Among my penitents there was a young lady belonging to one of the most respectable families in Quebec. She had a child, a girl, almost a year old, who was a real beauty. Nothing this side of heaven could surpass the charms of that earthly angel. Of course that young mother idolized her; she could hardly consent to be without her sweet angel, even to go to church. She carried her everywhere, to kiss her at every moment and press her to her heart. Unfortunately that lady, as it was then, and is still now too often the case, even among the most refined, had learned in her father’s house, and by the example of her own mother, to drink wine at table, and when receiving the visits of her friends or when visiting them herself.

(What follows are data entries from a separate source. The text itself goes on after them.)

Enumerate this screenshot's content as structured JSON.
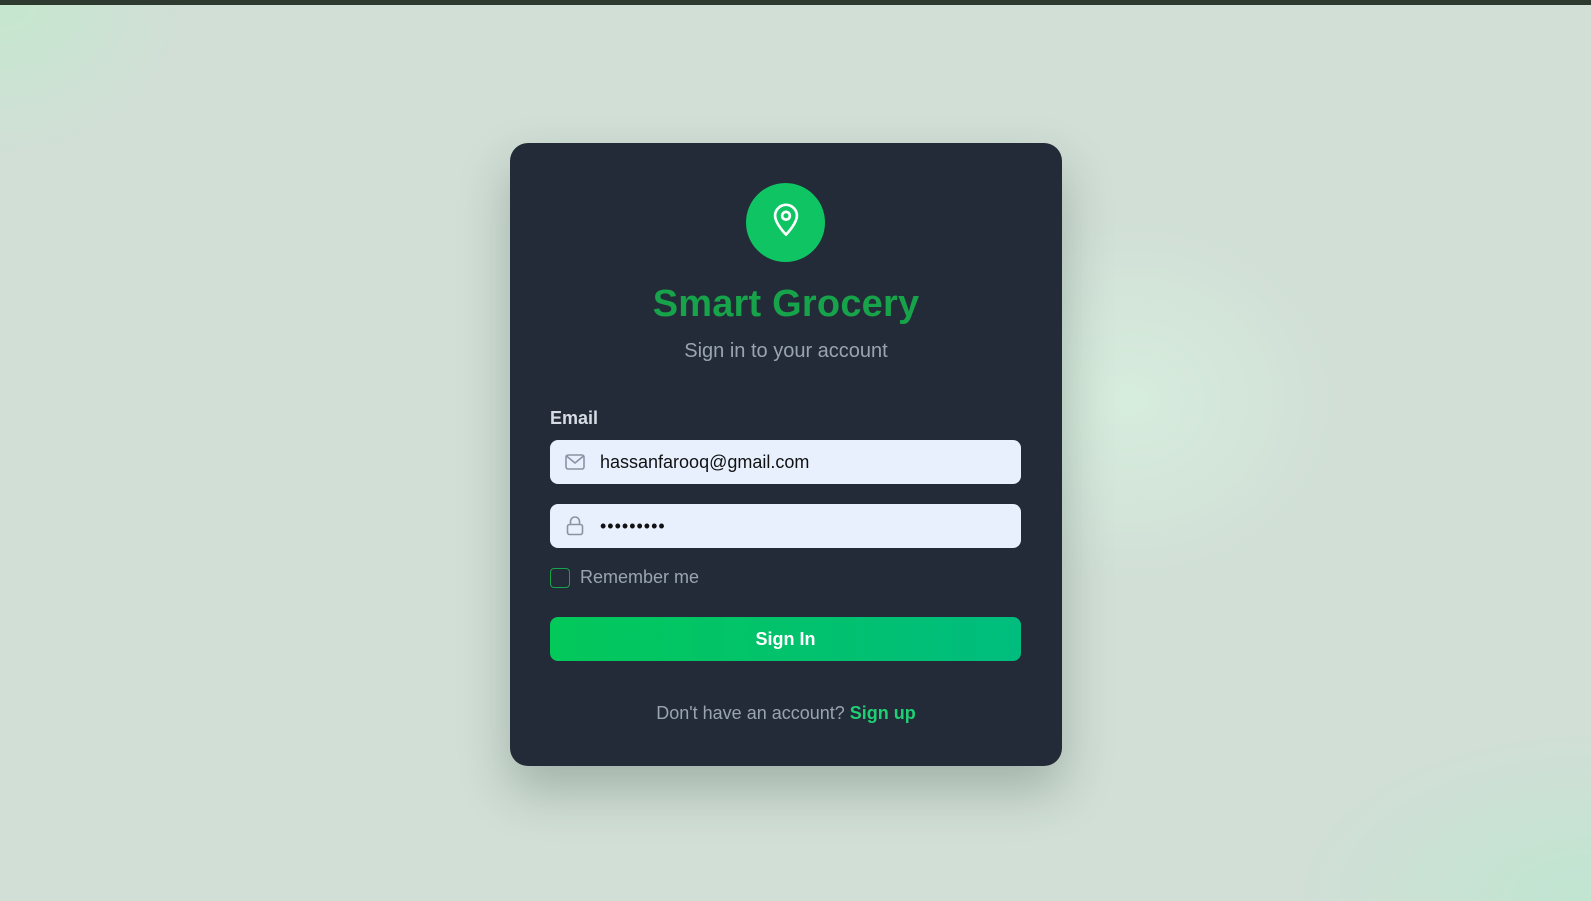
{
  "app": {
    "title": "Smart Grocery",
    "subtitle": "Sign in to your account",
    "logo_icon": "map-pin-icon"
  },
  "form": {
    "email_label": "Email",
    "email_value": "hassanfarooq@gmail.com",
    "email_icon": "mail-icon",
    "password_value": "•••••••••",
    "password_icon": "lock-icon",
    "remember_label": "Remember me",
    "remember_checked": false,
    "submit_label": "Sign In"
  },
  "footer": {
    "prompt": "Don't have an account?",
    "link": "Sign up"
  },
  "colors": {
    "accent": "#16a34a",
    "button_start": "#03c85a",
    "button_end": "#00bd7e",
    "card_bg": "#232b38",
    "field_bg": "#e8f0fe",
    "page_bg": "#d1dfd6"
  }
}
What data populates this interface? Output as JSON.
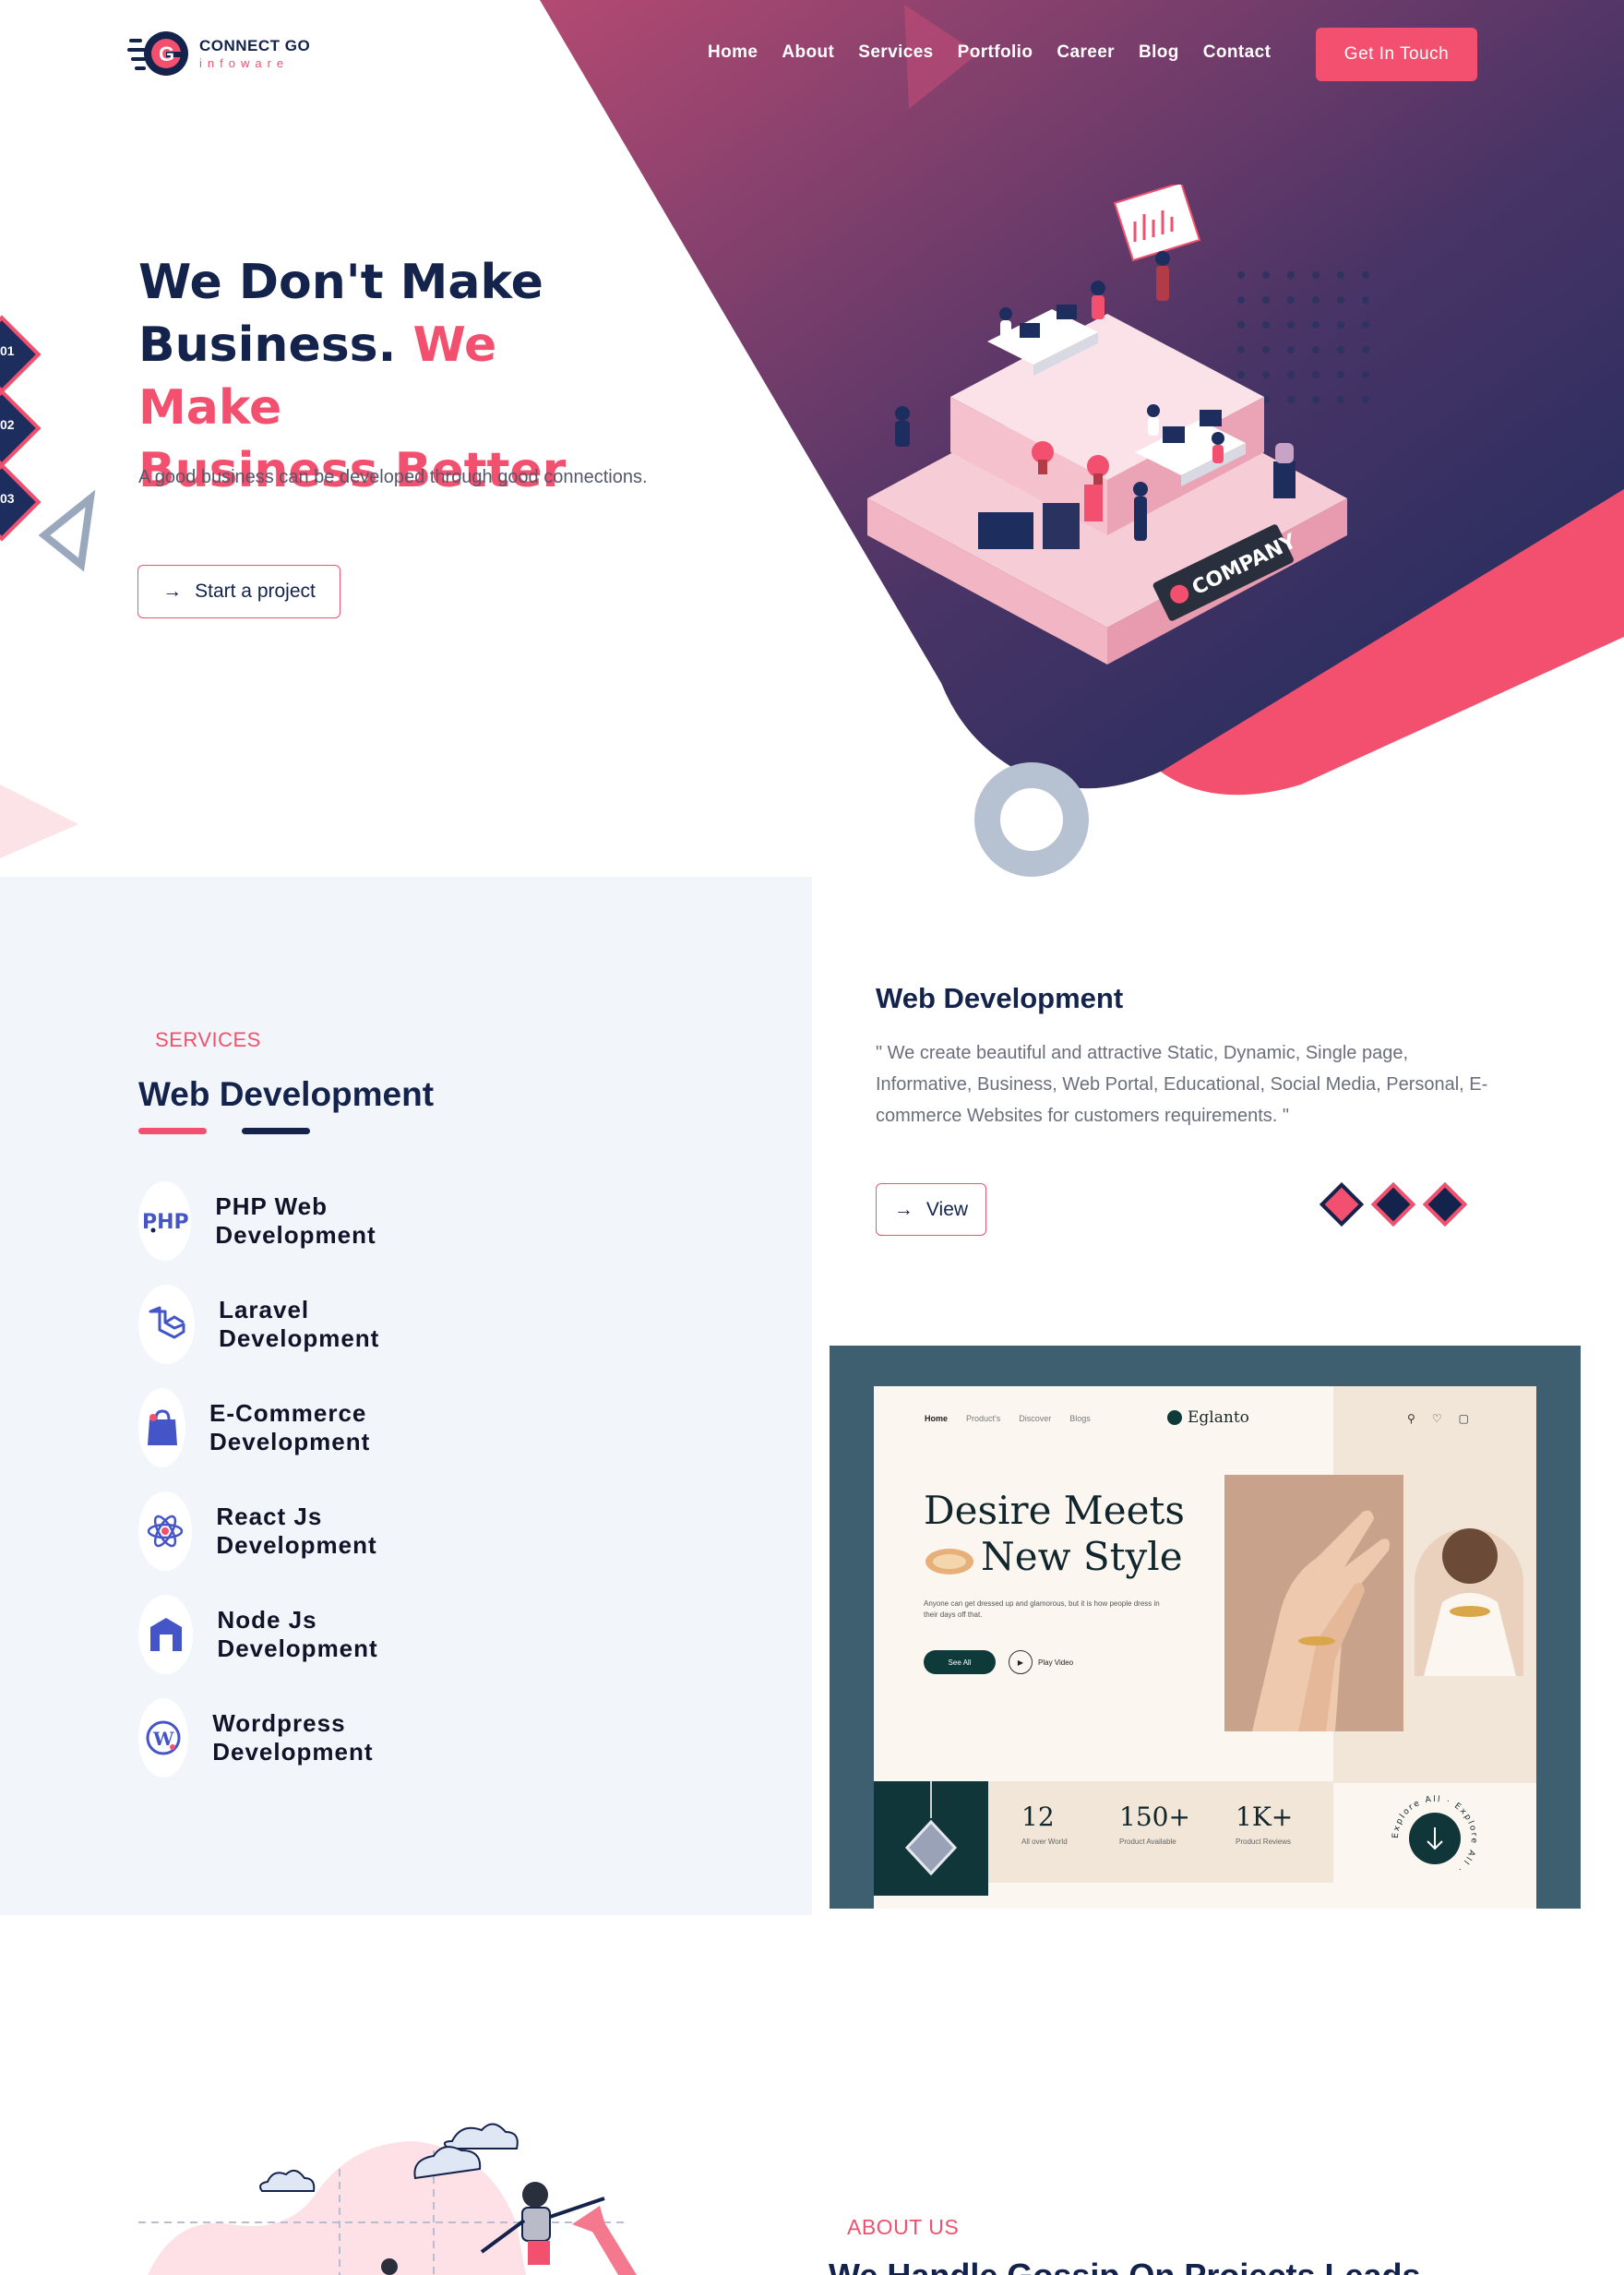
{
  "brand": {
    "name": "CONNECT GO",
    "sub": "infoware",
    "colors": {
      "primary": "#14234b",
      "accent": "#f2506e",
      "gradient_top": "#b34a72",
      "gradient_bottom": "#1a2b5c"
    }
  },
  "nav": {
    "links": [
      "Home",
      "About",
      "Services",
      "Portfolio",
      "Career",
      "Blog",
      "Contact"
    ],
    "cta": "Get In Touch"
  },
  "hero": {
    "title_line1": "We Don't Make",
    "title_line2_a": "Business.",
    "title_line2_b": "We Make",
    "title_line3": "Business Better",
    "subtitle": "A good business can be developed through good connections.",
    "button": "Start a project",
    "button_icon": "arrow-right-icon",
    "side_tabs": [
      "01",
      "02",
      "03"
    ],
    "illustration_label": "COMPANY"
  },
  "services": {
    "eyebrow": "SERVICES",
    "heading": "Web Development",
    "items": [
      {
        "label": "PHP Web Development",
        "icon": "php-icon"
      },
      {
        "label": "Laravel Development",
        "icon": "laravel-icon"
      },
      {
        "label": "E-Commerce Development",
        "icon": "shopping-bag-icon"
      },
      {
        "label": "React Js Development",
        "icon": "react-icon"
      },
      {
        "label": "Node Js Development",
        "icon": "node-icon"
      },
      {
        "label": "Wordpress Development",
        "icon": "wordpress-icon"
      }
    ],
    "detail": {
      "title": "Web Development",
      "text": "\" We create beautiful and attractive Static, Dynamic, Single page, Informative, Business, Web Portal, Educational, Social Media, Personal, E-commerce Websites for customers requirements. \"",
      "button": "View"
    }
  },
  "portfolio_mock": {
    "nav": [
      "Home",
      "Product's",
      "Discover",
      "Blogs"
    ],
    "brand": "Eglanto",
    "hero_line1": "Desire Meets",
    "hero_line2": "New Style",
    "copy": "Anyone can get dressed up and glamorous, but it is how people dress in their days off that.",
    "see_all": "See All",
    "play": "Play Video",
    "stats": [
      {
        "value": "12",
        "label": "All over World"
      },
      {
        "value": "150+",
        "label": "Product Available"
      },
      {
        "value": "1K+",
        "label": "Product Reviews"
      }
    ],
    "badge_text": "Explore All · Explore All ·"
  },
  "about": {
    "eyebrow": "ABOUT US",
    "heading": "We Handle Gossip On Projects Leads"
  }
}
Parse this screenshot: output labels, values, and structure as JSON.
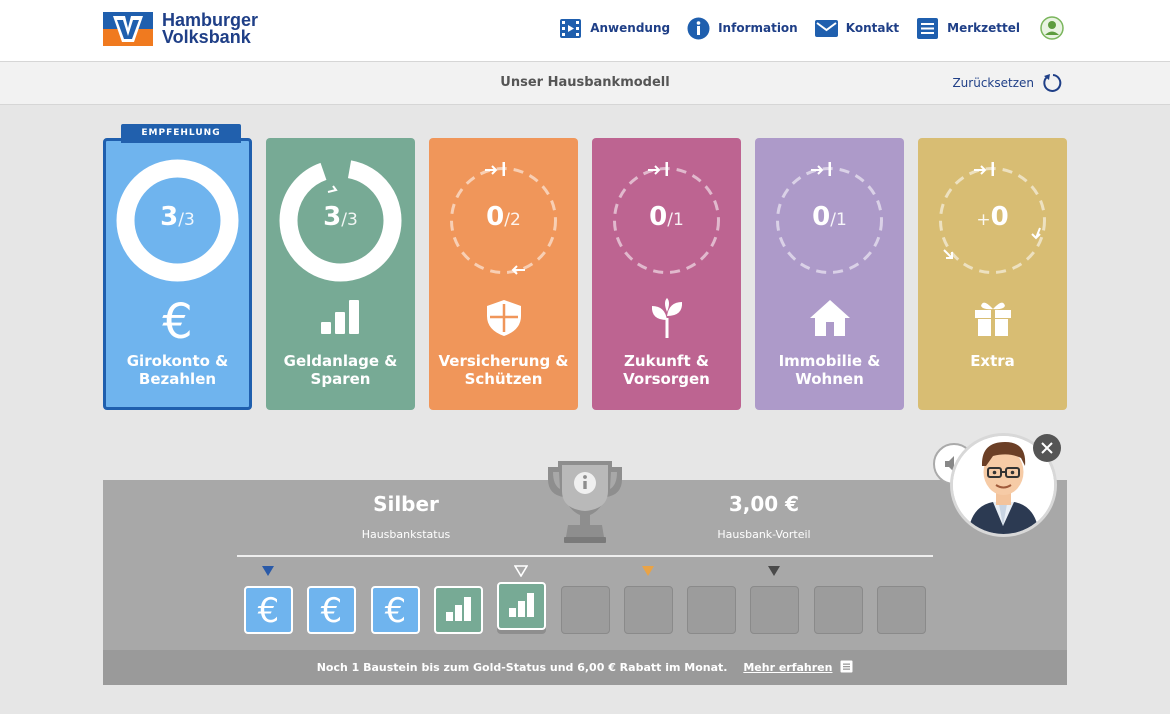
{
  "header": {
    "logo_line1": "Hamburger",
    "logo_line2": "Volksbank",
    "nav": [
      {
        "label": "Anwendung",
        "icon": "film-icon"
      },
      {
        "label": "Information",
        "icon": "info-icon"
      },
      {
        "label": "Kontakt",
        "icon": "envelope-icon"
      },
      {
        "label": "Merkzettel",
        "icon": "list-icon"
      }
    ],
    "brand_color": "#1f3f87"
  },
  "subheader": {
    "title": "Unser Hausbankmodell",
    "reset_label": "Zurücksetzen"
  },
  "cards": [
    {
      "name_line1": "Girokonto &",
      "name_line2": "Bezahlen",
      "count": "3",
      "max": "/3",
      "color": "#6fb4ee",
      "icon": "euro-icon",
      "badge": "EMPFEHLUNG",
      "progress": 1.0
    },
    {
      "name_line1": "Geldanlage &",
      "name_line2": "Sparen",
      "count": "3",
      "max": "/3",
      "color": "#77aa95",
      "icon": "bar-chart-icon",
      "progress": 1.0
    },
    {
      "name_line1": "Versicherung &",
      "name_line2": "Schützen",
      "count": "0",
      "max": "/2",
      "color": "#f0965a",
      "icon": "shield-icon",
      "progress": 0
    },
    {
      "name_line1": "Zukunft &",
      "name_line2": "Vorsorgen",
      "count": "0",
      "max": "/1",
      "color": "#bd6491",
      "icon": "plant-icon",
      "progress": 0
    },
    {
      "name_line1": "Immobilie &",
      "name_line2": "Wohnen",
      "count": "0",
      "max": "/1",
      "color": "#ad9ac9",
      "icon": "house-icon",
      "progress": 0
    },
    {
      "name_line1": "",
      "name_line2": "Extra",
      "count": "0",
      "prefix": "+",
      "max": "",
      "color": "#d8bd73",
      "icon": "gift-icon",
      "progress": 0
    }
  ],
  "status": {
    "level": "Silber",
    "level_label": "Hausbankstatus",
    "advantage": "3,00 €",
    "advantage_label": "Hausbank-Vorteil",
    "note": "Noch 1 Baustein bis zum Gold-Status und 6,00 € Rabatt im Monat.",
    "more_label": "Mehr erfahren"
  },
  "tiles": [
    "euro",
    "euro",
    "euro",
    "bars",
    "bars",
    "empty",
    "empty",
    "empty",
    "empty",
    "empty",
    "empty"
  ],
  "markers": [
    {
      "tile": 0,
      "color": "#2a5aa8",
      "filled": true
    },
    {
      "tile": 4,
      "color": "#ffffff",
      "filled": false
    },
    {
      "tile": 6,
      "color": "#e9a346",
      "filled": true
    },
    {
      "tile": 8,
      "color": "#4a4a4a",
      "filled": true
    }
  ]
}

Little by little she began to drink, when alone, a few drops of wine, at first by the advice of her physician, but soon only to satisfy the craving appetite, which grew stronger day by day. I was the only one, excepting her husband, who knew this fact. He was my intimate friend, and several times, with tears trickling down his cheeks, he had requested me, in the name of God, to persuade her to abstain from drinking. That young man was so happy with his accomplished wife and his incomparably beautiful child! He was rich, had a high position in the world, numberless friends, and a palace for his home! Every time I had spoken to that young lady, either when alone or in the presence of her husband, she had shed tears of regret; she had promised to reform, and take only the few glasses prescribed by her doctor. But, alas! that fatal prescription of the doctor was like the oil poured on the burning coals; it was kindling a fire that nothing could quench. One day, which I will never forget, a messenger came in haste and said: “Mr. A. wants you to come to his home immediately. A terrible misfortune has just happened—his beautiful child has just been killed. His wife is half crazy; he fears lest she will kill herself.”